Shifting Sands Set to Change The UK Media Landscape for 2018

January 11, 2018

The Independent became the first British national newspaper title to move to a digital-only future in March 2016 and since then has gone from strength to strength.

Rapid digital growth over the previous three years had made The Independent’s website the UK’s fastest-growing quality newspaper site. Its monthly audience grew by 33.3% in the 12 months before it went all digital with nearly 70 million global unique users visiting the website.

Despite closing its print edition, The Independent website had, in 2017, a higher monthly readership than the Daily Express, Daily Star, London Evening Standard or The Times.

Meanwhile, the free daily newspaper, Metro, became the most read print newspaper in the UK in 2017 with a monthly reach of 10.6million readers and looks set to continue to hold this position in 2018.

The Daily Telegraph overtook The Guardian in 2017 to become the most-read “quality” newspaper brand in the UK, according to data released by the Publishers Audience Management Company (Pamco).

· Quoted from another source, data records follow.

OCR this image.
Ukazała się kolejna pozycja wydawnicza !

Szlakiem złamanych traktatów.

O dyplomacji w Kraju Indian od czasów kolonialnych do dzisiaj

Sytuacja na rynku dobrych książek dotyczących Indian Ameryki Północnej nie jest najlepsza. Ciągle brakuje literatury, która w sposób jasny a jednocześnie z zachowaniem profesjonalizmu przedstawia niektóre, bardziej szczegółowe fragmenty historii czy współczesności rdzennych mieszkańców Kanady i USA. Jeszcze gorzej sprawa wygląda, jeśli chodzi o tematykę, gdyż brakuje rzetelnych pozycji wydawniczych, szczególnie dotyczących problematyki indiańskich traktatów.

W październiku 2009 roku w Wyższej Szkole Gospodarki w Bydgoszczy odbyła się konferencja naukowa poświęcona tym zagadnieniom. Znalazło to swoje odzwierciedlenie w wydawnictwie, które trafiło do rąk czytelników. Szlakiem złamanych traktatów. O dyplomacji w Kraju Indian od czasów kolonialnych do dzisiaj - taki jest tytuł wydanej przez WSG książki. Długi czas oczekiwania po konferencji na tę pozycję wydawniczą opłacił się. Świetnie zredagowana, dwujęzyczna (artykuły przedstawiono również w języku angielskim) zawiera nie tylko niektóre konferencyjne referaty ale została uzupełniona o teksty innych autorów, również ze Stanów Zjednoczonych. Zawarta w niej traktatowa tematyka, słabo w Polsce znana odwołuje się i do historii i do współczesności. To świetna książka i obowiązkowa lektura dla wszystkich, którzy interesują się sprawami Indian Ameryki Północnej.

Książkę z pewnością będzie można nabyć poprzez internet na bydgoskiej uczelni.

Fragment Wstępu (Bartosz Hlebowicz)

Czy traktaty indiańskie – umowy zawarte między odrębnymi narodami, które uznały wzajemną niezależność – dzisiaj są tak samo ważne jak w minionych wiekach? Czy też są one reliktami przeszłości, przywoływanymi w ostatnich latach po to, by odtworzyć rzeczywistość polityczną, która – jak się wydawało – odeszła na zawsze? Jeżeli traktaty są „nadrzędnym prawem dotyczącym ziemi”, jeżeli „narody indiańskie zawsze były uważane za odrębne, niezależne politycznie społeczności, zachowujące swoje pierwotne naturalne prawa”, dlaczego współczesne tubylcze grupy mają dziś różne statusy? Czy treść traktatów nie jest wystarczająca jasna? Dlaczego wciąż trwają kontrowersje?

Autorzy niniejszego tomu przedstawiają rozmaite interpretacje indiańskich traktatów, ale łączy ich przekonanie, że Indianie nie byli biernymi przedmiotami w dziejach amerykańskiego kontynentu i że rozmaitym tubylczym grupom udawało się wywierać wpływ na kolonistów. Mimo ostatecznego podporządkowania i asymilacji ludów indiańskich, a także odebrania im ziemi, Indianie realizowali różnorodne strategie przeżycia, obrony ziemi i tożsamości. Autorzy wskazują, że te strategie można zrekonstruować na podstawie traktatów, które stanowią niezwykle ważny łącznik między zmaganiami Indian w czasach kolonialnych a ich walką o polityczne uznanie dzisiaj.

The Telegraph/Telegraph.co.uk is on 24.6million readers versus The Guardian on 24.2million readers per month.

The latest data puts Daily Mail/Mail Online top in circulation terms with 31.1million UK readers per month: 9.1million print, 7.7million PC (desktop) and 22.7million via mobile devices.

The Sun is in second place with 28.8m readers per month in print and online followed by the Daily Mirror on 26.1 million

Television And Radio

According to OfCom’s latest report, the UK’s TV landscape evolved rapidly in 2017 and that trend looks set to continue too.

Subscription library services like Netflix and Amazon Prime are becoming as important as live TV for family time; eight in ten adults have watched multiple episodes of the same programme back-to-back in one siting; and nearly four in ten adults watch programmes and films outside the home.

The online services of the mainstream players (BBC iPlayer, All4, ITV Hub, My5) are used by 67% of British adults according to regulator OfCom, with subscription libraries such as Netflix and Amazon Prime used by 45% of adults.

Ninety-one per cent of UK consumers watch broadcast TV at least once during a typical week, and spend an average of 3 hours 32 minutes a day watching broadcast TV on conventional TV sets in 2016, down just four minutes since 2015.

However, there is a growing gap between the viewing habits of older and younger viewers: over-64s watched an average of 5 hours 44 minutes a day in 2016, up 50 minutes from 2006, whereas 16-24s watched an average of 1 hour 54 minutes, 41 minutes less than in 2006.

The Disrupters and The Emerging Media Players in 2018

Buzzfeed, has become an increasingly influential and mainstream media player on the UK media landscape over the past 12 months. It now has a weekly reach similar to some of the largest online newspaper and broadcast platforms in the UK.

During the 2017 UK General Election the traditional battle over election night coverage between BBC, ITV and Sky News was disrupted by Buzzfeed’s live coverage on Facebook, which attracted over 2 million viewers. 

According to the Reuters 2017 Digital News Report Buzzfeed now has “strong political coverage aimed at millennials”.

The Huffington Post also looks like being a disrupter in the 2018 media landscape.

The 12-year-old news site has a new name –HuffPost - new logo and new website design that aims to resonate better with its audience and help restore trust in news, which editor-in-chief Lydia Polgreen says is “at a historic low”.

In Britain the HuffPost, which first started a dedicated site for the UK in 2011, has become increasingly influential supplying the news to many e-mail platforms such as TalkTalk and AOL. And in the 2017 UK General Election HuffPost was seen as increasingly mainstream with its political editors appearing on main news TV and radio channels giving analysis.

So get ready to see 2018 usher in a whole new set of media influencers!